When I'm doing this stuff one of the things I like to do is try new products and different things. Most of the time I wish I hadn't as they rarely work as advertised, but once in a while you get lucky. My Carquest guy really recommended that we try some of this:
So we got a quart. One thing about it that looked promising was that you can either squeegee it on or use a roller. We used a roller. That kind of makes sense, since most of it is going to be sanded off anyway.
Doesn't look bad in these pictures. After drying completely we started sanding and I was not impressed. It sanded fairly hard and was terrible about clogging the sandpaper.
Speaking of that, I picked up several packages of 3M's "Sandblaster" Paper.3M Sandblaster Paper
It really, really works well as far as long life and non-clogging. I only found it up to 320 grit but 3M says they have it up to 400 grit. It costs about 50% more than regular paper but you use a whole lot less of it.
The true bane of fiberglass work is pinholes. They keep coming up even though you fill and sand and fill and sand. There is a product that airplane builders use called "Smooth Prime" that also contains a UV blocker that I've used before and didn't care for because it sanded very, VERY hard, but I tried it again, this time spraying it on instead of using a roller.
It really does kill the pinholes better than anything else I've tried, but spray it on and don't roll it on like the instructions suggest. It just gets too thick and there's too much sanding if it's rolled on.
As you can see, things are coming along and getting closer at this point.
Note that on this picture and the one before, those little depressions aren't there in the door and fender at the lower front of the door and the lower rear of the fender.
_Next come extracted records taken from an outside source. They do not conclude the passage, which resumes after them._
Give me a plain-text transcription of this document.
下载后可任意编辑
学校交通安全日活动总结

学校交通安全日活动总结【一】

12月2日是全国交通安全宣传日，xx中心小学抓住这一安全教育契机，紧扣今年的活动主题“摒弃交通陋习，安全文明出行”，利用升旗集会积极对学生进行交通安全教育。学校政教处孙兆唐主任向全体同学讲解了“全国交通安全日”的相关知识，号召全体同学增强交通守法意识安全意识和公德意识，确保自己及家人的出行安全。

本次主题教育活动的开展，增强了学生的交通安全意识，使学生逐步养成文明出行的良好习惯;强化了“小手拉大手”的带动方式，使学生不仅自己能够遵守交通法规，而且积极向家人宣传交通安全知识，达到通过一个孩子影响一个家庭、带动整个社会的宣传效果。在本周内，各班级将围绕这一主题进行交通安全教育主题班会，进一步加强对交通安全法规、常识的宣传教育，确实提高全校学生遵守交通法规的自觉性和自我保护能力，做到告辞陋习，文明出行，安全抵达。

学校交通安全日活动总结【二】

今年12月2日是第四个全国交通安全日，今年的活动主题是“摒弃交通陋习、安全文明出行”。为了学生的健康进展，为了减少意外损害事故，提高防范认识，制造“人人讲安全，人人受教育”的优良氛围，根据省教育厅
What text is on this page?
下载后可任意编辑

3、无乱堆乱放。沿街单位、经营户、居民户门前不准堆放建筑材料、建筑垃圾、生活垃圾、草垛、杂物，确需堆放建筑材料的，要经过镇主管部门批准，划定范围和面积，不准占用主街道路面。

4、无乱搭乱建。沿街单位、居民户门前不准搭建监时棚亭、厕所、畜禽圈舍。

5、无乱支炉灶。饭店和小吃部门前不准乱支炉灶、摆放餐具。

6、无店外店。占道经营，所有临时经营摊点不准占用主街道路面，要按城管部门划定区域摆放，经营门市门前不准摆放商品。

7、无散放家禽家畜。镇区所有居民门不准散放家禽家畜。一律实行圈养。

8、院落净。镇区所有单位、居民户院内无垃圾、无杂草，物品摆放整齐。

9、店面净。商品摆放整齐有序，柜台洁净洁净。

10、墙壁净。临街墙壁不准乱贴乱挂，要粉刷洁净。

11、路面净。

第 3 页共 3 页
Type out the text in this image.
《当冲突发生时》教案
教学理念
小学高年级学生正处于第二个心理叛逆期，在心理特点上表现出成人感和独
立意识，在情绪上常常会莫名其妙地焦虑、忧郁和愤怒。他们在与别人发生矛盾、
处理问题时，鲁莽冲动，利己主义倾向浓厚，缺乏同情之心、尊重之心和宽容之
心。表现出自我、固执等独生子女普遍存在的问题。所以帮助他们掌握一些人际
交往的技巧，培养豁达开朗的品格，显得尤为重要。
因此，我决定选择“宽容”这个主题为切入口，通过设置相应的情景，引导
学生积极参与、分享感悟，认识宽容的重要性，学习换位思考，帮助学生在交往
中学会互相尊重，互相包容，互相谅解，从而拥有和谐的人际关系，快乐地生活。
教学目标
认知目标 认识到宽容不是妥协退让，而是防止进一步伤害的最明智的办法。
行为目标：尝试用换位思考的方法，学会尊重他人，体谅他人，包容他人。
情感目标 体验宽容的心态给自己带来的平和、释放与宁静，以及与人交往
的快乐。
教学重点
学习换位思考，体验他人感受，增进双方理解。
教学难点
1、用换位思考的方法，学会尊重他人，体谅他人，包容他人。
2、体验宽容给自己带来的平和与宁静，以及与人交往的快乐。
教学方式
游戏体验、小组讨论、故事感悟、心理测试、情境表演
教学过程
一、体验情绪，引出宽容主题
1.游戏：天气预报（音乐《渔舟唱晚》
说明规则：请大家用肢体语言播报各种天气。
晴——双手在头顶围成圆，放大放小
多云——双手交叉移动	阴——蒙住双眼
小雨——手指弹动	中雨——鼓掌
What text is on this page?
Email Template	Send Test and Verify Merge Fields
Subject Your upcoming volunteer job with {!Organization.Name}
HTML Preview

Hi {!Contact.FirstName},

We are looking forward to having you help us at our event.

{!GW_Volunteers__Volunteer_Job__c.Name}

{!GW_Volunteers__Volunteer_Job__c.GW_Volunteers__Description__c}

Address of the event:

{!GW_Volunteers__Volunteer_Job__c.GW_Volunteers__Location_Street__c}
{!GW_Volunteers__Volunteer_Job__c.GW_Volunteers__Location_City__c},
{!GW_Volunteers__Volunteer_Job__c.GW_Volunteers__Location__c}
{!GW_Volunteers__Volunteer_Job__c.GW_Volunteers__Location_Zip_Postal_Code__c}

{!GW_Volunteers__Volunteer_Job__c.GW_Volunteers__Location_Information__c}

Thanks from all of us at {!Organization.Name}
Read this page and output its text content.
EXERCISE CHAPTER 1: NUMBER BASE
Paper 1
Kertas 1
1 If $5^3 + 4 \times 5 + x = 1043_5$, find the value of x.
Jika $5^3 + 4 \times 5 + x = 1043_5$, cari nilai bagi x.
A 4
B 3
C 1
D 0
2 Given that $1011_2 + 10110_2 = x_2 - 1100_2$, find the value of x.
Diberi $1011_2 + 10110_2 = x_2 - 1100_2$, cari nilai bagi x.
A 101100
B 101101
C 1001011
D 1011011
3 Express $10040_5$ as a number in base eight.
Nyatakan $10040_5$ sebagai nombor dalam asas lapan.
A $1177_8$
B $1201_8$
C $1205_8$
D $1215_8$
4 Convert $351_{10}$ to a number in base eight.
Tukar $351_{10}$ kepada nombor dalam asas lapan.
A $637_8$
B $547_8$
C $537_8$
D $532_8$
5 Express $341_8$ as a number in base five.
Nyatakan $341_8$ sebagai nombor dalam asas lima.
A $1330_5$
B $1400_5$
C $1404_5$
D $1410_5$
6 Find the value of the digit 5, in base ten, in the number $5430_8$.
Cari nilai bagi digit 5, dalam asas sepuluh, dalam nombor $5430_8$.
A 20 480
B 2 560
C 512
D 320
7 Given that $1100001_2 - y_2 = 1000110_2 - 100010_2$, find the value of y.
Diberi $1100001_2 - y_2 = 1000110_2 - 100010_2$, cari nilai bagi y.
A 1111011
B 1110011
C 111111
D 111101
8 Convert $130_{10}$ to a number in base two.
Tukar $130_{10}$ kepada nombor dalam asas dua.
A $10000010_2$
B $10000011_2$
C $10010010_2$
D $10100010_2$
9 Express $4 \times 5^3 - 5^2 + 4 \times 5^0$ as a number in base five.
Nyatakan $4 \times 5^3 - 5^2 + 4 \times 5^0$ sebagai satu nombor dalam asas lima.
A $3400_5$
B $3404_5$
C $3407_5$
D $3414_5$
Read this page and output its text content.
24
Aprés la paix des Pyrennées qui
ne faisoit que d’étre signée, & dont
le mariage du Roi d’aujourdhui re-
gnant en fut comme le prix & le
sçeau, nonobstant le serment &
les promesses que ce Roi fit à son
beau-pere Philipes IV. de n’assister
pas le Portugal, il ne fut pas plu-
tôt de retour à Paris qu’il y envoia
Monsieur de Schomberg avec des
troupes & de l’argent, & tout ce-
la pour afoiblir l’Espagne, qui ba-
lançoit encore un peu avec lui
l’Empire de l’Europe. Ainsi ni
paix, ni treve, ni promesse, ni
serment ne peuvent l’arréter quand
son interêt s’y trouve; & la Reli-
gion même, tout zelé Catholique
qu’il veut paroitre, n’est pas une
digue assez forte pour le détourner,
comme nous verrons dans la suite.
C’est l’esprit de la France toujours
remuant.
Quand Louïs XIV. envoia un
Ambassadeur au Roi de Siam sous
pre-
I wanted that smoothed and filled them in. I checked for clearance several times and it looked OK, but very close. Later, on final adjustment of the front clip and door panel, there was interference when the door was fully opened and all that work had to come back out and the depressions are still there. If you went with a VDC, you could fill them as you can open the door over 1/2 way before it even gets close, but for conventional hinges.........fuggitaboutit.
The B pillar caps came out very nice and you can see the lip that the B pillar interior pieces will fit under.
The rear ends with any custom tail lights take WAY too much time to get right. I'd say that the back end of this car, and the copper Finale, took at LEAST as long as the rest of the stock body panels put together.
I really liked the looks of the smoothed door and fender, too bad it didn't work out.
This is how the door fit with little to no adjustment and just bolting it on.
It took a slight amount of grinding and tweaking to make flush, but not nearly as much as the first Finale took. Such are the variations in fiberglass parts. Sometimes you win, sometimes you don't.
Everybody makes mistakes, here's one of mine. I drilled the mounting holes for the front clip and when we started adjusting, it just wasn't far enough back. All of the mounting holes had to be elongated and the mounts shimmed up. This was not acceptable.
I considered glassing the holes shut and redrilling, but got some fender washers instead, stacked about 20 of them, clamped them in the mill, and made them fit in the channel and beneath.
Much better. And the clamping load is spread over a much larger area as well.
(yeah, I meant to do that. that's my story and I'm sticking to it!)
The rockers got glassed in, smoothed, and primed.
As you can tell, we're getting to the "details" part of the build. A lot of the re-body's are now ready to go to paint, but I wanted this car to be built up to the next level, or b eyond, when it came to fit and finish.
I'm very happy with the way the header came out.
It's definitely getting there.
[This message has been edited by jstricker (edited 04-14-2007).]